High Availability is Critical (Rule of Three, Fail in Silos)
- Rule of "there must be at least three of everything" (likely more than three through clustering and partitioning)
- One is a single point of failure, two is likely active/standby and likely will mean 0% availability for 100% of your users during recovery, three is where you start to be able to guarantee that you will have greater than 0% availability during failures (some users might see failure, but not all should see failure, and eventually none should)

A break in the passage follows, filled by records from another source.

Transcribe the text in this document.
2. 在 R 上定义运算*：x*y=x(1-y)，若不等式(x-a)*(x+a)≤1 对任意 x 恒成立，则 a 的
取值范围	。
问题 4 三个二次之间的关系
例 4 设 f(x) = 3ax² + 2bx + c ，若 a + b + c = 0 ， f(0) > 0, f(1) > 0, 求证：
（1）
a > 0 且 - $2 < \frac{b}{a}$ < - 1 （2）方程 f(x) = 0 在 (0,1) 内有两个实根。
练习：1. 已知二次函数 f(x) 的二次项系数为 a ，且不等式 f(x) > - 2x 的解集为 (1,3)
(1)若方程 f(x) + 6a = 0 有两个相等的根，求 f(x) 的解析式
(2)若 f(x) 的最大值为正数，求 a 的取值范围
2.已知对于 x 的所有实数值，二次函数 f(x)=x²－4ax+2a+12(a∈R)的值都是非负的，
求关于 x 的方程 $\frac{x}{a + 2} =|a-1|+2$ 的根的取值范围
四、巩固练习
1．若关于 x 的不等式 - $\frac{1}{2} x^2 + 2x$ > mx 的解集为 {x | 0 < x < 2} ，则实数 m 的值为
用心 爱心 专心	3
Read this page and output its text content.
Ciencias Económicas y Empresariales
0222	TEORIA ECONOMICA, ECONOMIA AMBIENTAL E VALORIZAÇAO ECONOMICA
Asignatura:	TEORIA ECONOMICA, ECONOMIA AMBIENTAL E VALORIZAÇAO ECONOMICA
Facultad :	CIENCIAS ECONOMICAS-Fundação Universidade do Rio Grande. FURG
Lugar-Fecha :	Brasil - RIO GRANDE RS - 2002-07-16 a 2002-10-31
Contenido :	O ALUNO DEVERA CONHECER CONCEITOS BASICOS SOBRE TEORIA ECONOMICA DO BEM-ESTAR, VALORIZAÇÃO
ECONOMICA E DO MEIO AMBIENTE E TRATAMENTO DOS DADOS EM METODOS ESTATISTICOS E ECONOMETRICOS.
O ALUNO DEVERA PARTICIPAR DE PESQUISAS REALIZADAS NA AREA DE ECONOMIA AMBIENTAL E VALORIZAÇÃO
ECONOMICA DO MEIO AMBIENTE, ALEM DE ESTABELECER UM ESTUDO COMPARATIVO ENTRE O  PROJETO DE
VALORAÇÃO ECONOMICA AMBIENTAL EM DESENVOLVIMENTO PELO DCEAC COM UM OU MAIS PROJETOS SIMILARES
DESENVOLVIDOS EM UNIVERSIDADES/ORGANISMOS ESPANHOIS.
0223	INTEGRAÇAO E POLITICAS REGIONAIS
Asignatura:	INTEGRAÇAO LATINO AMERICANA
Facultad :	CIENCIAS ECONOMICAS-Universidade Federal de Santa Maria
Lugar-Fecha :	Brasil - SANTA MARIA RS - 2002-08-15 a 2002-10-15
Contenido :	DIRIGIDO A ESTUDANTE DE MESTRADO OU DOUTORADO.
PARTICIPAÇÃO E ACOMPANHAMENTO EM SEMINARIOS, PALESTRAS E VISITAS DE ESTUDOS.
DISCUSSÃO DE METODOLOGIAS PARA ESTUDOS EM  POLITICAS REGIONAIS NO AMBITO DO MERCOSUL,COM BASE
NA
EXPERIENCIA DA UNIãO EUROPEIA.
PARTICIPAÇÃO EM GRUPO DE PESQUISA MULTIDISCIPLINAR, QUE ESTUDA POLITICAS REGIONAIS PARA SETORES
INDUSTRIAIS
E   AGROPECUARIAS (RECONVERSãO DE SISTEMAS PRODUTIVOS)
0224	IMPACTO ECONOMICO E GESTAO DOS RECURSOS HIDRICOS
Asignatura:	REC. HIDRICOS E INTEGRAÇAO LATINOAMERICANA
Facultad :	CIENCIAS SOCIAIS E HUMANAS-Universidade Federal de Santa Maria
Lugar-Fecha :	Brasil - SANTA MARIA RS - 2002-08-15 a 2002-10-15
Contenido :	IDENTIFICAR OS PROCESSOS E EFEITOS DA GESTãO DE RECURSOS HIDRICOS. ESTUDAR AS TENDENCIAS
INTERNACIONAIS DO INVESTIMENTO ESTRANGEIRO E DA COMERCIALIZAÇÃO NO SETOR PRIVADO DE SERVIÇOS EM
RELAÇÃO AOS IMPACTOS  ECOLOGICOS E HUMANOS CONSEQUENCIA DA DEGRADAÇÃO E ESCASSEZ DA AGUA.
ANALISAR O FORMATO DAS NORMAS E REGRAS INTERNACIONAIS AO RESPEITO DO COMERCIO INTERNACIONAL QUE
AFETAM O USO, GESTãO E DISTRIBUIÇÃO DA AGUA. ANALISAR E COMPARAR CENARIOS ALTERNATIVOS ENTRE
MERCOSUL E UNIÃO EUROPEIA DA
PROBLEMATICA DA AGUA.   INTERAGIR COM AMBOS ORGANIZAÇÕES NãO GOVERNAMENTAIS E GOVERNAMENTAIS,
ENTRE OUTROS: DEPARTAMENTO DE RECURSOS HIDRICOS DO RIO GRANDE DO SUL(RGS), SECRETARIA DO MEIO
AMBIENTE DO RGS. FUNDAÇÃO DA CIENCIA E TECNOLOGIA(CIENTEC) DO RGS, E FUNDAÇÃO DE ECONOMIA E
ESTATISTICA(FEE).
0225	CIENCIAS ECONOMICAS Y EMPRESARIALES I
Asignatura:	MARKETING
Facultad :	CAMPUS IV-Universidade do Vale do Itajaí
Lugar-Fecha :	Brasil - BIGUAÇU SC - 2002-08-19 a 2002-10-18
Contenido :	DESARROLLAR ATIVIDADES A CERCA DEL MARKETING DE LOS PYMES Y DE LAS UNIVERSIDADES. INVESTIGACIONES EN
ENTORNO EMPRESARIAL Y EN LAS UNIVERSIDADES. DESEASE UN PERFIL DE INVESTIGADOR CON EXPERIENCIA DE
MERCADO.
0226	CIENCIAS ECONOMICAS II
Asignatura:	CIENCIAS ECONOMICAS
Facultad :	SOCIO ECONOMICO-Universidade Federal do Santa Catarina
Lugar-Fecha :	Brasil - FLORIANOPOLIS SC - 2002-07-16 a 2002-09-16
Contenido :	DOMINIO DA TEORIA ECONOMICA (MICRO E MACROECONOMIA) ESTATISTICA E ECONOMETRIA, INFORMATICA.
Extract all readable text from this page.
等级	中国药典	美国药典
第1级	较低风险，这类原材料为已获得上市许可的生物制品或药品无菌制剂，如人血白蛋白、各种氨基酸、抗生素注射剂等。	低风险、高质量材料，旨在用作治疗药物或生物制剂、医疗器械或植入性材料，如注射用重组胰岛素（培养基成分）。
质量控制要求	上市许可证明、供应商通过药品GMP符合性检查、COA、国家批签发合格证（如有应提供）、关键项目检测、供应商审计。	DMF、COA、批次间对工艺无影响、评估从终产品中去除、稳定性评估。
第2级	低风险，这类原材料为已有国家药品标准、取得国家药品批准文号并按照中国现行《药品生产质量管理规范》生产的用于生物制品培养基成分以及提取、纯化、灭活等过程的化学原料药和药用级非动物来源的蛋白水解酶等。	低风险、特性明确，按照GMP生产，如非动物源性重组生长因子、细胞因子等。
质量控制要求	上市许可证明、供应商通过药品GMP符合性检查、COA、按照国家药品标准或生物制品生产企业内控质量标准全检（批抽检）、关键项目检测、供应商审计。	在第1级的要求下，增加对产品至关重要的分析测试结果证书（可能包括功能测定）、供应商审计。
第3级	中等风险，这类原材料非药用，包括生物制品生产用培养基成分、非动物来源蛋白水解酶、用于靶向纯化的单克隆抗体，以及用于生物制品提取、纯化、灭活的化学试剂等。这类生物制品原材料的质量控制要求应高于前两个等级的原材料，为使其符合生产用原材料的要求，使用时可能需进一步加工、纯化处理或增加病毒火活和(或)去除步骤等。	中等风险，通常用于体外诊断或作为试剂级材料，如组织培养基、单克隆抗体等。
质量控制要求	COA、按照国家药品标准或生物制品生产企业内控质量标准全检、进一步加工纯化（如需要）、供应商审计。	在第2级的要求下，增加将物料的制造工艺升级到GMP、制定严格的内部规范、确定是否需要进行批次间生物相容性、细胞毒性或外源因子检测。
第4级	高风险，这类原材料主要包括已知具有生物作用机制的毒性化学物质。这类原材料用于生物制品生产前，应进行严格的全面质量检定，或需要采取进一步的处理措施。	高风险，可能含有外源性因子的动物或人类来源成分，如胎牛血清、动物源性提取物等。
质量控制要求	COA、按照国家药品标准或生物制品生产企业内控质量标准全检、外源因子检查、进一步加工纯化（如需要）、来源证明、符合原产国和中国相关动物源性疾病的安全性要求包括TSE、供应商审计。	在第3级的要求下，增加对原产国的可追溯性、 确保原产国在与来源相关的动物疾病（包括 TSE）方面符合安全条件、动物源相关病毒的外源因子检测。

- Do not let part of your application failing bring down the entire application
- Apply circuit breaker and bulkhead approaches to contain failures and ensure your critical paths are isolated from dependencies and each other.
- These rules apply not only for your core service servers, but all of the underlying cloud configuration and operational servers around your servers. You are only as strong as your weakest link.
- If a failure occurs once, study it and learn what it takes to automate the recovery.
- No failure (other than the first time) should result in a pager call to an operator. Automate the recovery of the failing component through API's to your infrastructure, servers and procedures.
- Test that this is true before the system tests it for you. Run chaos monkey like procedures simulating failures you've seen in the past and ensure your automation recovers from failure.
Practice Devops
- Ensure that you can do live traffic shifting/shaping that allows for key devops practices such as live debugging, canary testing, red/black deployments (lights on code changes across clusters) and fast rollback in times of trouble.
- Ensure all code is A/B tested with key "performance" indicators (KPI's) that relate back to your key business objectives. A business owner should be able to view the "goodness" of your code through these KPI's.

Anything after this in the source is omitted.